Author Topic: Introduction to Environmental Considerations  (Read 1995 times)


  • Administrator
  • Newbie
  • *****
  • Posts: 27
    • View Profile
Introduction to Environmental Considerations
« on: April 27, 2011, 02:07:20 PM »
Nitrogen and phosphorus are both major water pollutants. Nitrate is a form of nitrogen that is highly soluble and can leach readily into water. Regardless of the form of nitrogen applied, it will be converted to nitrate by soil bacteria unless the soil is fairly acid. Nitrate is the form of nitrogen used most by plants, except those that thrive in acid soil. We must be careful to avoid excess nitrate levels because nitrate can contaminate drinking water and it is a health hazard. The best way to avoid such problems is to use nitrogen moderately. High levels of soil organic matter and/or nitrogen-containing fertilizers pose a threat to water quality. If the soil organic matter is above five percent there is an increased risk of leaching. Nitrate levels are normally at their highest during midsummer, when bacteria are rapidly decomposing soil organic matter. Nitrate levels can be checked by having the soil tested during midsummer. Levels above 30 to 40 ppm are generally not beneficial to plants and increase the threat to water. High nitrogen run-off is particularly harmful near salt water such as oceans or bays, where it can cause excess algae and seaweed growth.
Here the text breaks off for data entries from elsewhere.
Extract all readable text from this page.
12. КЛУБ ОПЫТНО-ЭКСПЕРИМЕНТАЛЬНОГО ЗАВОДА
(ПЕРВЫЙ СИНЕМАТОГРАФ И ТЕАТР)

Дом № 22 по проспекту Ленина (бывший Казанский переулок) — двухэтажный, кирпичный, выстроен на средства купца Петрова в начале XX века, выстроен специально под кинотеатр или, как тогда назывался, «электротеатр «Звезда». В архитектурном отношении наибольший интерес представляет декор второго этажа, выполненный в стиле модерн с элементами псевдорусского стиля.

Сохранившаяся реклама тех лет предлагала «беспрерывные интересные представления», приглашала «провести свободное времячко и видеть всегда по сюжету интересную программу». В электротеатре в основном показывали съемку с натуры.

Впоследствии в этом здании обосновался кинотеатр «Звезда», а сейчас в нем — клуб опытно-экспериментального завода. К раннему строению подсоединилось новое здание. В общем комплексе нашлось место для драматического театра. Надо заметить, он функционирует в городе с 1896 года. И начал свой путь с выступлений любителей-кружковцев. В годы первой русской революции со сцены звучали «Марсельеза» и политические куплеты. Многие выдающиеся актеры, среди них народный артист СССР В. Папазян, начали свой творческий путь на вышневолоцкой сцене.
Phosphorus in soil and in natural organic fertilizers is highly insoluble, and does not normally leach. However, it can move from lawns to water bodies as a result of erosion or misapplication. High phosphorous in fresh water bodies can lead to excess algae and aquatic plant growth, which can harm aquatic life, infest ponds and lead to the application of aquatic herbicides.

Be careful to have appropriate buffer zones adjacent to streams and other bodies of water, with appropriate vegetation to prevent erosion and to filter out pollutants before they reach the water. Also be careful to clean up any fertilizer from pavement or other impervious surfaces to keep it from washing down storm drains and into waterways.